Designing applications at scale — Part 2: Handling requests

Jose Antonio Diaz Mata
Adevinta Tech Blog
Published in
10 min readMar 17, 2022
Purple Adevinta shape

In the previous post of this series, we talked about microservices and events as isolated components: what they are and how to implement them in a design for a scalable application. However, for the application to work, these components must interact with one another.

For our distributed application to be healthy and performant, the system should be capable of gracefully handling all the requests that we throw at it. In this post, I’ll go over some of the most common design patterns and some best practices we follow at Adevinta to design communication systems for scalable microservices that can handle a lot of traffic.

But before that, let’s start with understanding the limitations of a distributed application.

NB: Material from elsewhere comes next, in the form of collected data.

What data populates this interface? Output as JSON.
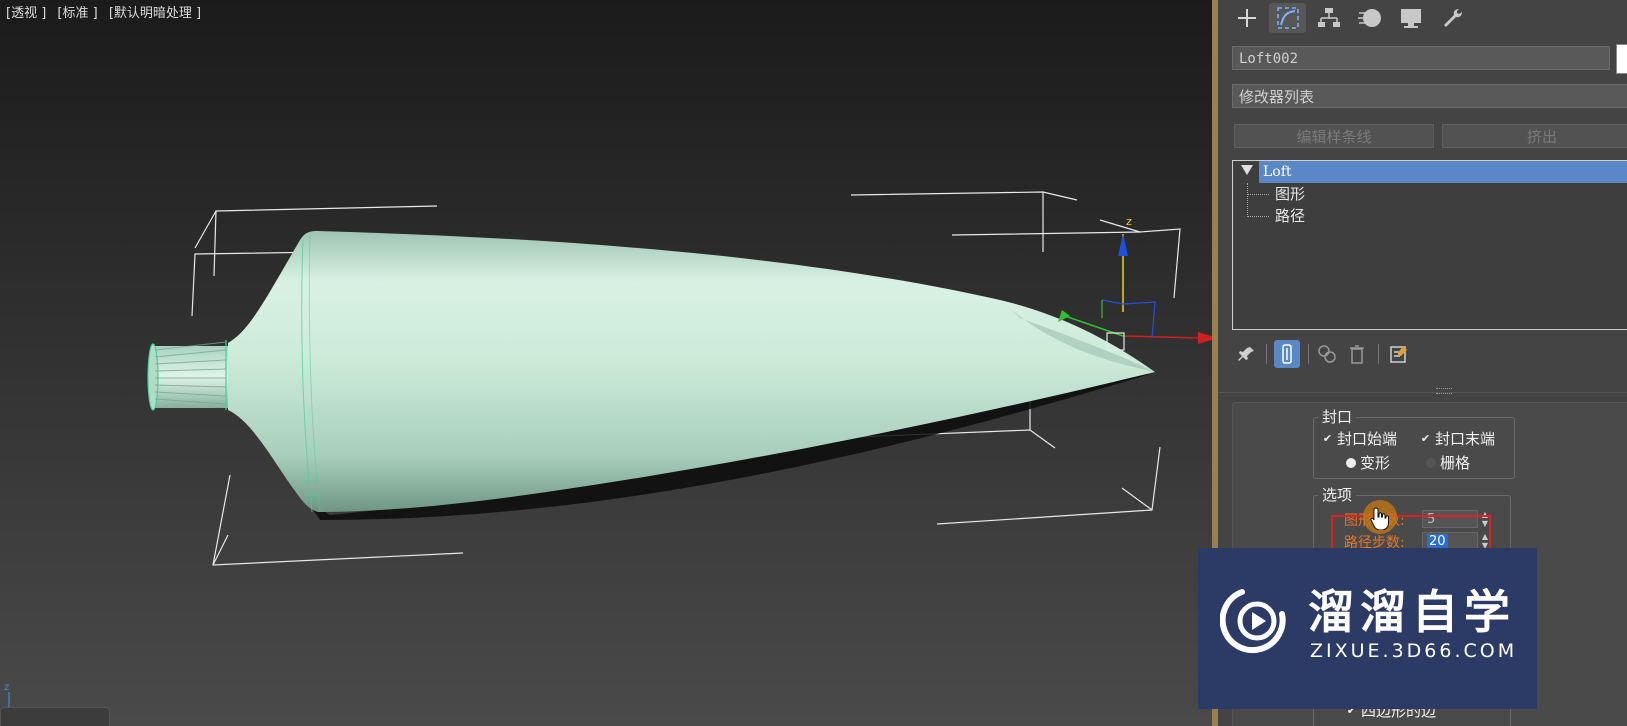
{
  "viewport": {
    "labels": [
      "[透视 ]",
      "[标准 ]",
      "[默认明暗处理 ]"
    ],
    "gizmo_z_label": "z",
    "mini_axis_label": "z"
  },
  "panel": {
    "tabs": [
      {
        "name": "create",
        "icon": "plus-icon"
      },
      {
        "name": "modify",
        "icon": "modify-curve-icon",
        "active": true
      },
      {
        "name": "hierarchy",
        "icon": "hierarchy-icon"
      },
      {
        "name": "motion",
        "icon": "motion-icon"
      },
      {
        "name": "display",
        "icon": "monitor-icon"
      },
      {
        "name": "utilities",
        "icon": "wrench-icon"
      }
    ],
    "object_name": "Loft002",
    "modifier_list": "修改器列表",
    "buttons": {
      "edit_spline": "编辑样条线",
      "extrude": "挤出"
    },
    "stack": {
      "root": "Loft",
      "children": [
        "图形",
        "路径"
      ]
    },
    "rollout": {
      "cap_group_title": "封口",
      "cap_start": "封口始端",
      "cap_end": "封口末端",
      "morph": "变形",
      "grid": "栅格",
      "options_title": "选项",
      "shape_steps_label": "图形步数:",
      "shape_steps_value": "5",
      "path_steps_label": "路径步数:",
      "path_steps_value": "20",
      "quad_sides": "四边形的边"
    }
  },
  "watermark": {
    "title": "溜溜自学",
    "url": "ZIXUE.3D66.COM"
  },
  "colors": {
    "viewport_bg": "#2b2b2b",
    "panel_bg": "#444444",
    "selection_blue": "#5a87c5",
    "object_mint": "#c8e8d8",
    "highlight_red": "#e02020",
    "watermark_bg": "#2c3a66",
    "divider_gold": "#9a8050"
  }
}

Design limitations: the CAP theorem

The CAP theorem is a staple of system design for distributed applications. It describes the limitations of any system handling data requests by establishing three main guarantees:

  • Consistency: every read request receives the most recent data available.
  • Availability: every request receives a fast, non-error response.
  • Partition tolerance: the system can be partitioned and can handle component failures or dropped requests without breaking.
Venn diagram of the CAP theorem

Any system may at most fulfil two of these guarantees by definition. If the system is not partitioned, it can handle all requests locally satisfying availability and consistency like a traditional RMDBS. Otherwise, when a request is dropped due to network issues, the system must decide between two possible outcomes: either dropping the request sacrificing availability, or returning the latest non-error data sacrificing consistency.

As we are designing an application with microservices and events in a distributed system, we must also choose between consistency and availability when managing requests in our application. To help make the decision, we can focus on the experience we want for the application.

  • Focus on availability: if we want users to have a fast and responsive experience, even if the data returned may be a bit out of sync, or if a process gets cancelled down the line. E.g. retrieving a catalogue of products.
  • Focus on consistency: if we want users’ requests to be handled perfectly, and the data retrieved to be always correct and relevant. E.g. adding a product to a cart or handling a purchase or payment.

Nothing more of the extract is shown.